7:30am Wednesday, December 13, 2017 – but only started then. Here I am on Christmas Eve, and I’m going to re-read, edit, and post this without filling it in.
Have you ever contemplated the meaning of life? Do you think I can sum it up in a single blog post? Nah, me neither. (Or is that “I neither”? How come we members of the grammar Gestapo say “Me neither” without pause, hmm?)
I confess, and not proudly, that daily devotions are not my strong suit. I wish they were. I do live in an awareness of God’s presence in my life. I desire to live my life to his glory – in word, thought, and deed. Periodically I’m successful in that.
Do – do – do. sitting here trying to bask in his presence, having read today’s Advent devotion about mystery by Dietrich Bonhoeffer, and listening to Keith and Kristin Getty’s In Christ Alone. And yet a 100 things to DO are running through my head – the “this and that” of life that Bonhoeffer notes are present even in prison. All important stuff, for sure. But why can’t I drop them for a few minutes and have a cup of coffee with my Lord? Does my value-add come from the things that I do, or who I am? Or both?

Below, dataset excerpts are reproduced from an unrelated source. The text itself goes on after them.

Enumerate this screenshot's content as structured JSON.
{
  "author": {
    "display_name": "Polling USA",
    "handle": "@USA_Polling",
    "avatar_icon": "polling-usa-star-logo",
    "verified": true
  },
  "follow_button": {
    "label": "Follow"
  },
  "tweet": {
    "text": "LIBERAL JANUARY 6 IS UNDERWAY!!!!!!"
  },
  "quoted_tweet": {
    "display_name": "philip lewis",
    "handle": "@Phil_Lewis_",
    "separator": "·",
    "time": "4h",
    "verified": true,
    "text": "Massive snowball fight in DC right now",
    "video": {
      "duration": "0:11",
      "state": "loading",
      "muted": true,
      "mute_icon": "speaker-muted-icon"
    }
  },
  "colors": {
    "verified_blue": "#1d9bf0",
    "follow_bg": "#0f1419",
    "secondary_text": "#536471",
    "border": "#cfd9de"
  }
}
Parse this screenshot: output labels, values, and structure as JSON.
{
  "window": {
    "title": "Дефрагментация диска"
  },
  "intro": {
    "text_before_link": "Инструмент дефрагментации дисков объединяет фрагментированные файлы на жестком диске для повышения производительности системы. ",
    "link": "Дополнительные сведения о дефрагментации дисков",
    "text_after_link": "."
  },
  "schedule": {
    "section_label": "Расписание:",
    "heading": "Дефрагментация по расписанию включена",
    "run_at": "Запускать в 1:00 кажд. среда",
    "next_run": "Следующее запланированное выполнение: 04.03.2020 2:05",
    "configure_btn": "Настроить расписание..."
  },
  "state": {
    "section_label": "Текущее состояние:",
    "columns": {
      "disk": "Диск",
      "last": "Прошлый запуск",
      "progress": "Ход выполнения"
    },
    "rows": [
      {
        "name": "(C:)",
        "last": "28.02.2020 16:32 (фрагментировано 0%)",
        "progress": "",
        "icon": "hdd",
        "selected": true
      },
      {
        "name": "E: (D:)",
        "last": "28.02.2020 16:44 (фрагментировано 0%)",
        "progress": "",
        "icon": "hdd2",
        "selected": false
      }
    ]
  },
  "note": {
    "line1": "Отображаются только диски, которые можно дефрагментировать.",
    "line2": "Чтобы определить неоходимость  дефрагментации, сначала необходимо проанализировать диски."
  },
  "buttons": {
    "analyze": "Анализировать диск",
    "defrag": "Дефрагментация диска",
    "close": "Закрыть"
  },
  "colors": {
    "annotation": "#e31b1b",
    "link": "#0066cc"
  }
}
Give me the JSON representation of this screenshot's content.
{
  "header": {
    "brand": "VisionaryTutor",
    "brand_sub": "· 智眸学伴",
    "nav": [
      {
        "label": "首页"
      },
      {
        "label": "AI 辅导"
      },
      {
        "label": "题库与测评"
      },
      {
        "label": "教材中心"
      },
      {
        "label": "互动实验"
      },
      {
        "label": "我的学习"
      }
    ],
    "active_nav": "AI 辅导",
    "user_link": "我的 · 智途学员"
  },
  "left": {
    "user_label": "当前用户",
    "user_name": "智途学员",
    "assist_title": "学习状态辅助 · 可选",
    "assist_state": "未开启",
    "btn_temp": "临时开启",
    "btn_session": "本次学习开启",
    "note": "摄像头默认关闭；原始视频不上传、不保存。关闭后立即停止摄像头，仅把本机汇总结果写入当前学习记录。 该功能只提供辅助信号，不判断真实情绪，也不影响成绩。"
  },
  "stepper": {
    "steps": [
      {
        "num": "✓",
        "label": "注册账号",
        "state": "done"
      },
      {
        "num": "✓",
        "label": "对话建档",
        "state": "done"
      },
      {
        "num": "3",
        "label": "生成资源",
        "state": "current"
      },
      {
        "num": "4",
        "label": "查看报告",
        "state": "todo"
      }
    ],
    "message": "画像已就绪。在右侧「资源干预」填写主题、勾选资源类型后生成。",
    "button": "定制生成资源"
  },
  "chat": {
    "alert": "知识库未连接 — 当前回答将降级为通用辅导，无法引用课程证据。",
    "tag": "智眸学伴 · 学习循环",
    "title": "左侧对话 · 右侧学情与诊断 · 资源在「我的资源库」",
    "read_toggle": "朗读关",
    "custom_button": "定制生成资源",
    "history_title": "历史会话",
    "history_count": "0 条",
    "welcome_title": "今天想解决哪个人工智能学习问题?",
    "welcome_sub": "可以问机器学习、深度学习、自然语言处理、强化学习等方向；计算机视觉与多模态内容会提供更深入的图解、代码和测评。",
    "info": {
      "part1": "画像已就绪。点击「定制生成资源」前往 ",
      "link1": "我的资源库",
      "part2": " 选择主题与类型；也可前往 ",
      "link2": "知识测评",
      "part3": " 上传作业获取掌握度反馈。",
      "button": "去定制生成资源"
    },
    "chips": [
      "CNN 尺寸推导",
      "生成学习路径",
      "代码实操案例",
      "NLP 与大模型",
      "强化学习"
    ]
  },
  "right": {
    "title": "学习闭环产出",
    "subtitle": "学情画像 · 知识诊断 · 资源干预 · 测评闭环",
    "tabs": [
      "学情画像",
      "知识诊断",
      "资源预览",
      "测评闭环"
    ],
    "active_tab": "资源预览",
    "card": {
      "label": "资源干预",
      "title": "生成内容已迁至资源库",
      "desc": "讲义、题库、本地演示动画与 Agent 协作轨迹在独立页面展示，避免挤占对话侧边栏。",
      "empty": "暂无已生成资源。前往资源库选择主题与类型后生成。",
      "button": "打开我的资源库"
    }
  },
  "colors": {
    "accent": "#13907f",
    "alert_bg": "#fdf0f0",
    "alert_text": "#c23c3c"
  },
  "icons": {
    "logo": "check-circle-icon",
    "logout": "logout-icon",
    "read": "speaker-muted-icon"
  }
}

Do I do the things I do so that I will be liked and appreciated? Well, yes. Don’t we all? Can anyone say that they don’t? How do we move away from that? How can we truly say that we desire to live only for God’s glory? I think recognition – “praise of man” – is a magnetic pole that draws us, but there is another power available to us, another pole – God’s Holy Spirit – that can take us into the mystery of self-less-ness. Elusive, yes, but entirely possible, and offered to us freely. As Tim Keller relates in a sermon on Romans 7, when we depend on the Holy Spirit’s presence in us, we are in a battle we cannot lose. Oh, Joy! And what a mystery. Without the Holy Spirit, we are slaves to the law in one way or another – trying to live up to it, or wishing it would go away and leave us alone – a battle we cannot win, like Dr. Jekyl and Mr. Hyde.